His dark gaze met Camelia’s. “Do you know what it is to leave your elderly parents behind, knowing you will never see them again?” A frown furrowed his brow and he shook his head. “The pain is indescribable, the guilt overwhelming. But I looked into the eyes of my sons, and my father saw that. Life belongs to the young, Ricardo, he told me. Go in peace.”

“We left on one of those terrible boats, not knowing whether we would make it across that treacherous strip of ocean. But we did, and America, God bless her, took us in. But work was not plentiful for a Cuban immigrant and I was in despair when I met Ed on that park bench.

“We sat in that coffee shop for a long time while I told him my story. But you know what, Detective? Ed never told me his story. Not one word about his past. Only about what he was doing, his ambitions. He offered me a job, found me an apartment in New York, paid for clothing and plane fares. And ultimately, he put my boys through college.

“So you see, Detective Camelia, though I know you have been thinking maybe I was the shooter, you are definitely barking up the wrong tree. I love Ed Vincent. I wish it had been I who was shot, and not him.”

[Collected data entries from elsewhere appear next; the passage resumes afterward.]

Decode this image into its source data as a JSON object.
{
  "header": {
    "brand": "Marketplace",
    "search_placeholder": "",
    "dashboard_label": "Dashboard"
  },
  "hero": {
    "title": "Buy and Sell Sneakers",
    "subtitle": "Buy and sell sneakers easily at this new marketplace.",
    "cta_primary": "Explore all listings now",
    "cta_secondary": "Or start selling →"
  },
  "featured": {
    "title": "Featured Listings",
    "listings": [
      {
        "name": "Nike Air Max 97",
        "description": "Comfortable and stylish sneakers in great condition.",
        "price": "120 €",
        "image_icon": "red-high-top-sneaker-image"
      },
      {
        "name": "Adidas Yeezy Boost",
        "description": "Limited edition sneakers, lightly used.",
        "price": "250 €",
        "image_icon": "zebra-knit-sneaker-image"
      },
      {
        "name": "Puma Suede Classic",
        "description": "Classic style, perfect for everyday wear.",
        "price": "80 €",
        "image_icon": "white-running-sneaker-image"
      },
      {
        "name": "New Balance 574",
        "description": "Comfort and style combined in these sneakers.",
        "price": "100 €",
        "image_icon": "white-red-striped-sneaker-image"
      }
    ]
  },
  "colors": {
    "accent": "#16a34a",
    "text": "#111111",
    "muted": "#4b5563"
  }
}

Estevez opened his arms, spread his broad shoulders wide. “Everything I am, everything I and my family have, is because of this man.”

Camelia shuffled uncomfortably in his seat. He hadn’t expected quite such a soul-baring experience, but he was glad Estevez had come clean. There was no doubt that every word he said was true, and he respected him for his openness.

“Then can you tell me of anything else unusual that might have happened recently, besides the deal going sour and the anonymous bidder?” He threw out the question, not knowing what to expect, and waited patiently while Estevez thought about it.

“There’s just one thing I noticed when I was going through the records recently. About a month ago, Ed transferred a large amount of the company’s stock to a Melba Eloise Merrydew. It was a shock to me, especially since I had never heard of the woman.” He shrugged. “But then again, I know very little about Ed’s private life.”

“How much stock?”

“As you know, Vincent Property Developers is a privately owned company. The stock division is like this: seventy percent is owned by Ed. Twenty percent is mine. And the remaining ten percent is divided among the employees. Ed figured he wasn’t only buying loyalty that way, but that everyone was getting a fair share.” He smiled, showing those perfect white teeth. “That’s just the way Ed was, Detective.”

“The way he still is, I hope,” Camelia said. “And exactly how much did he transfer to Melba Merrydew?”